All of that is good. But Garrett’s big plays have masked an average at best defense that nearly collapsed against Dallas, and that elite run game has hidden a pretty meh start from Baker Mayfield. What happens when the Browns can’t dictate the game they want to play? They rank #20 thus far in pass offense and defense. Cleveland won’t get to play Cincinnati and Washington every week. What happens against better opponents?
4. The Indianapolis Colts defense is impenetrable.
For the second straight week, the Colts have the #1 DVOA defense. Many pundits expected Indianapolis to be above average on that end, maybe even good, but no one expected this. The Colts defense flies all over the place with team speed no offense has caught up to yet, and DeForest Buckner has been a DPOY candidate addition at the heart of everything.
The Colts D is clearly good, but let’s see if they’re great. One can only be so impressed against the Jets, Bears, and Vikings. These are outdated vanilla offenses with quarterbacks that cannot take over a game or dictate the defense. Indy’s best test so far has been Gardner Minshew and the Jaguars, and they lost that game and forced a single incompletion.
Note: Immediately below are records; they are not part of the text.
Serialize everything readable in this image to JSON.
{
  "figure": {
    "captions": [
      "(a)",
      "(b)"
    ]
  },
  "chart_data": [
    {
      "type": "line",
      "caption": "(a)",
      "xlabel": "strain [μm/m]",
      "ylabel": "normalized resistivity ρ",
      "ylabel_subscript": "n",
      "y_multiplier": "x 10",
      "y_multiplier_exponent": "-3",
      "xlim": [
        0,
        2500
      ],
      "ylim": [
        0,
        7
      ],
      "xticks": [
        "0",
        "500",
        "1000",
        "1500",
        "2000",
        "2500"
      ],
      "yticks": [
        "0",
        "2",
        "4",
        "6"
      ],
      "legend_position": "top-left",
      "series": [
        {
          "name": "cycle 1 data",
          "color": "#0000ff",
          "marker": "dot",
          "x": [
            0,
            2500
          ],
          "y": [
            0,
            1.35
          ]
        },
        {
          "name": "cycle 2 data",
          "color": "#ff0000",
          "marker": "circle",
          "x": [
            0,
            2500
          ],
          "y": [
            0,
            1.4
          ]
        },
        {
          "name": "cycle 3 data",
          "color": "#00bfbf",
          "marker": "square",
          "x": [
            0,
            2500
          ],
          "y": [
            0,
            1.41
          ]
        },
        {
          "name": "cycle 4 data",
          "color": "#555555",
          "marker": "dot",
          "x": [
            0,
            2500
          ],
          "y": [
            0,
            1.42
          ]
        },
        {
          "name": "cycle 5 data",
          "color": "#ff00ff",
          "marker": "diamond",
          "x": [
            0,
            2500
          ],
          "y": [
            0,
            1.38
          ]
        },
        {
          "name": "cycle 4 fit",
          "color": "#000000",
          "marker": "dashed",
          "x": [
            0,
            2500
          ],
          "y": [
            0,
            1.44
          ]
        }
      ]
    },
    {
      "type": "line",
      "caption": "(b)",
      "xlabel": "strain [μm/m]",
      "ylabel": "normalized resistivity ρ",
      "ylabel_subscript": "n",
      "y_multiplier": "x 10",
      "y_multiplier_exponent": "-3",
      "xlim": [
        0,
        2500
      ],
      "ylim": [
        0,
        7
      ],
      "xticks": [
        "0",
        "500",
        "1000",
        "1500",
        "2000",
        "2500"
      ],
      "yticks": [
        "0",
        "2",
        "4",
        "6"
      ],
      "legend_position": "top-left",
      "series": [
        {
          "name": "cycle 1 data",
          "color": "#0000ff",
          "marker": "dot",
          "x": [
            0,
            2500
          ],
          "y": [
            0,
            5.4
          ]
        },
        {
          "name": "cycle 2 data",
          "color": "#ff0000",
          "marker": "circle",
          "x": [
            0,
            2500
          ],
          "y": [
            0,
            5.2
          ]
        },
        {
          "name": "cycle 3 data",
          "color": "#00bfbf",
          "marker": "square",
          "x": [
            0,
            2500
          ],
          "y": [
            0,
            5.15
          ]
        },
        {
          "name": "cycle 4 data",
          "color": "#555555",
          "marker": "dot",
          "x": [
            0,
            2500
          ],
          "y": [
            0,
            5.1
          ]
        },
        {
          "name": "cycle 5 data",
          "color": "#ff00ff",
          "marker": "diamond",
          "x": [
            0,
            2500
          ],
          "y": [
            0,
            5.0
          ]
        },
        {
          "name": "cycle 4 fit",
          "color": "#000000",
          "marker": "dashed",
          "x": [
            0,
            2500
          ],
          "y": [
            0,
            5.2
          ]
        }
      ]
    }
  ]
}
Let’s see how they hold up against a more modern and talented offense.
5. Dallas is cooked as a contender.
I’m not ready to bury the Cowboys quite yet. Dallas has been ravaged by injuries on its offensive line and around the defense and should get healthier as the year goes on. They’ll get much more from their cornerbacks soon and should get Sean Lee and Leighton Vander Esch back at linebacker eventually. The O-line won’t get La’el Collins back this season but looked much better last week with Tyron Smith and should gel with more time together.
Dallas’s defense has been brutal, but they’ve also faced the second toughest defensive schedule against the Rams, Falcons, Seahawks, and Browns. Hey, you know what’s a good salvo for a bad D? Six divisional games against bottom-5 offenses. The Cowboys face only one remaining opponent in the top-15 DVOA offensively. They have enough offense to stay afloat while the defense takes shape, and they’ll still be a playoff threat once they get there.
We’ve learned a lot through four weeks, but it’s still only one month. Let’s see how things look again as we head toward November.